Among the historical figures named on the list are former presidents George Washington, Thomas Jefferson, James Monroe, Andrew Jackson, William Henry Harrison, John Tyler, Zachary Taylor and Woodrow Wilson. The list also includes Founding Fathers Benjamin Franklin and George Mason, inventor Alexander Graham Bell and composer of the national anthem Francis Scott Key.
Jefferson Field, named for Thomas Jefferson, is among assets the committee recommends “using existing District government processes” to rename. So is Franklin School, named for Benjamin Franklin.
It recommends the Federal government “remove, relocate, or contextualize” several very famous tourist attractions, including the Washington Monument, the Jefferson Memorial and the Benjamin Franklin Statue.
Some were baffled over the report. “Hey D.C.—they’re not your monuments to rename or remove,” tweeted Arkansas GOP Sen. Tom Cotton. “They’re America’s monuments.”
“I'm not even sure what relocating the Washington Monument would entail,” tweeted White House aide Alyssa Farah.
Interior Secretary David Bernhardt, who would oversee any change or removal on federal property, made it clear that nothing would be happening during his tenure in office.
"Not on my watch. Never going to happen," he tweeted in response to Bowser.
While some of the historic figures have been criticized for decades – such as Jefferson, Jackson and explorer Christopher Columbus – others have more recently come under scrutiny amid the protests over racial injustice and police brutality.
Washington, a slave owner and the country’s first president, has become the subject of discussion with committee recommending changing the Washington Monument and George Washington University considering changing the school's nickname, the Colonials. Franklin, who owned slaves early in his life but later came out against the practice and founded the Pennsylvania Society for Promoting the Abolition of Slavery in 1774, is a new addition to the list and the committee recommended a statute of his likeness be taken down.
“We believe strongly that all District of Columbia owned public spaces, facilities and commemorative works should only honor those individuals who exemplified those values such as equity, opportunity and diversity that DC residents hold dear,” the committee’s chairs wrote in a letter introducing their report.

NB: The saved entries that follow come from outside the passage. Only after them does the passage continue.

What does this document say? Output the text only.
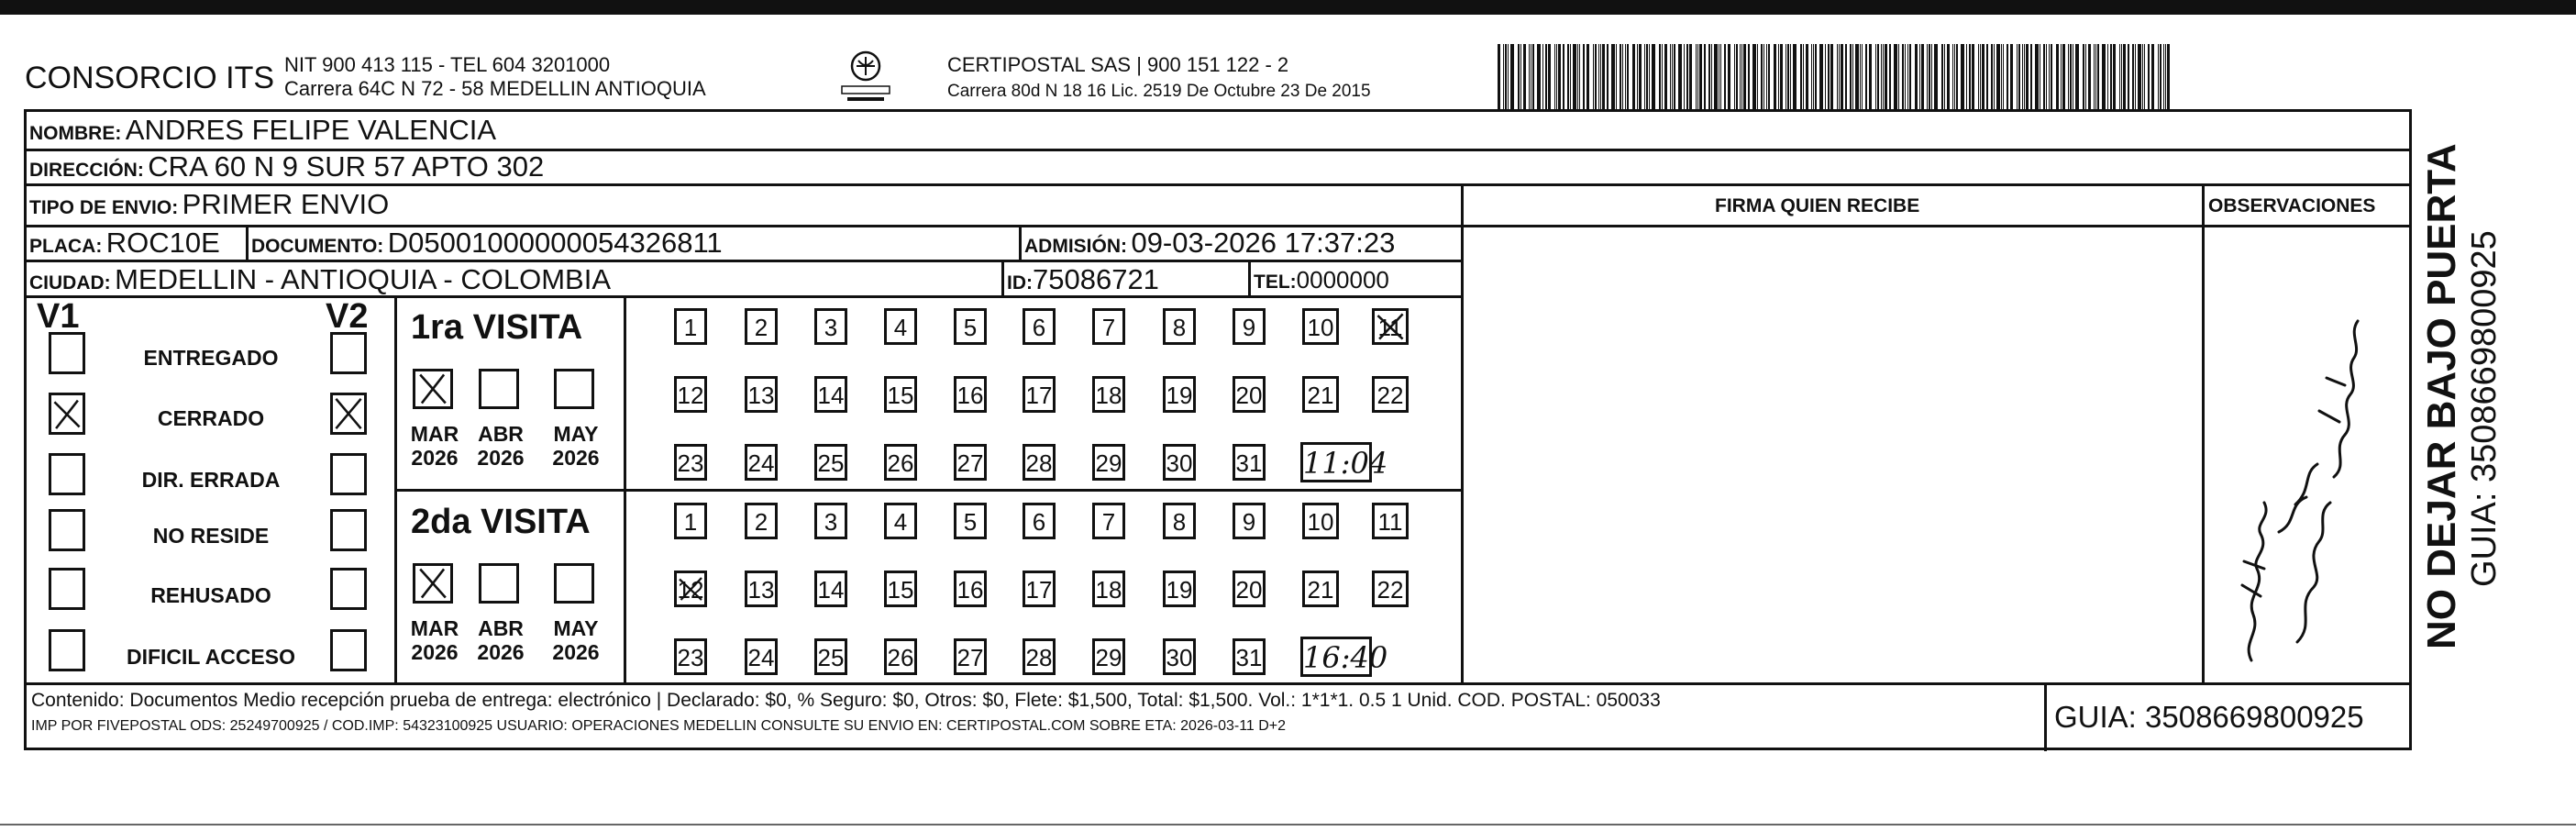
CONSORCIO ITS NIT 900 413 115 - TEL 604 3201000
Carrera 64C N 72 - 58 MEDELLIN ANTIOQUIA
CERTIPOSTAL SAS | 900 151 122 - 2
Carrera 80d N 18 16 Lic. 2519 De Octubre 23 De 2015
NOMBRE: ANDRES FELIPE VALENCIA
DIRECCIÓN: CRA 60 N 9 SUR 57 APTO 302
TIPO DE ENVIO: PRIMER ENVIO	FIRMA QUIEN RECIBE	OBSERVACIONES
PLACA: ROC10E DOCUMENTO: D05001000000054326811	ADMISIÓN: 09-03-2026 17:37:23
CIUDAD: MEDELLIN - ANTIOQUIA - COLOMBIA	ID:75086721	TEL:0000000
V1	V2
ENTREGADO
CERRADO
DIR. ERRADA
NO RESIDE
REHUSADO
DIFICIL ACCESO
1ra VISITA
MAR
2026
ABR
2026
MAY
2026
1	2	3	4	5	6	7	8	9	10 11
12 13 14 15 16 17 18 19 20 21 22
23 24 25 26 27 28 29 30 31 11:04
2da VISITA
MAR
2026
ABR
2026
MAY
2026
1	2	3	4	5	6	7	8	9	10 11
12 13 14 15 16 17 18 19 20 21 22
23 24 25 26 27 28 29 30 31 16:40
Contenido: Documentos Medio recepción prueba de entrega: electrónico | Declarado: $0, % Seguro: $0, Otros: $0, Flete: $1,500, Total: $1,500. Vol.: 1*1*1. 0.5 1 Unid. COD. POSTAL: 050033
IMP POR FIVEPOSTAL ODS: 25249700925 / COD.IMP: 54323100925 USUARIO: OPERACIONES MEDELLIN CONSULTE SU ENVIO EN: CERTIPOSTAL.COM SOBRE ETA: 2026-03-11 D+2	GUIA: 3508669800925
NO DEJAR BAJO PUERTA GUIA: 3508669800925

The committee said it took into account five factors when making a decision whether something should be renamed or taken down: did the honoree participate in slavery, was the honoree involved in systematic racism, did the person support oppression, was the person involved in a supremacist agenda, and did the honoree violate the city’s human rights law.
While the committee’s report is lengthy, it is hardly the end of the debate over whether to rename or remove the monuments and buildings. A number of the statues and monuments sit on federal government property and out of the jurisdiction to rename.
Also, for Bowser to officially change the name of a public space, she must first get the approval of the city council.
Bowser set up the committee back in June amid the widespread protests across the country that came in the wake of the death of George Floyd, a Black man who died while being detained by a Minneapolis police officer. At the time, Bowser specifically mentioned changing the name of Woodrow Wilson High School given the former president’s checkered history when it came to race relations.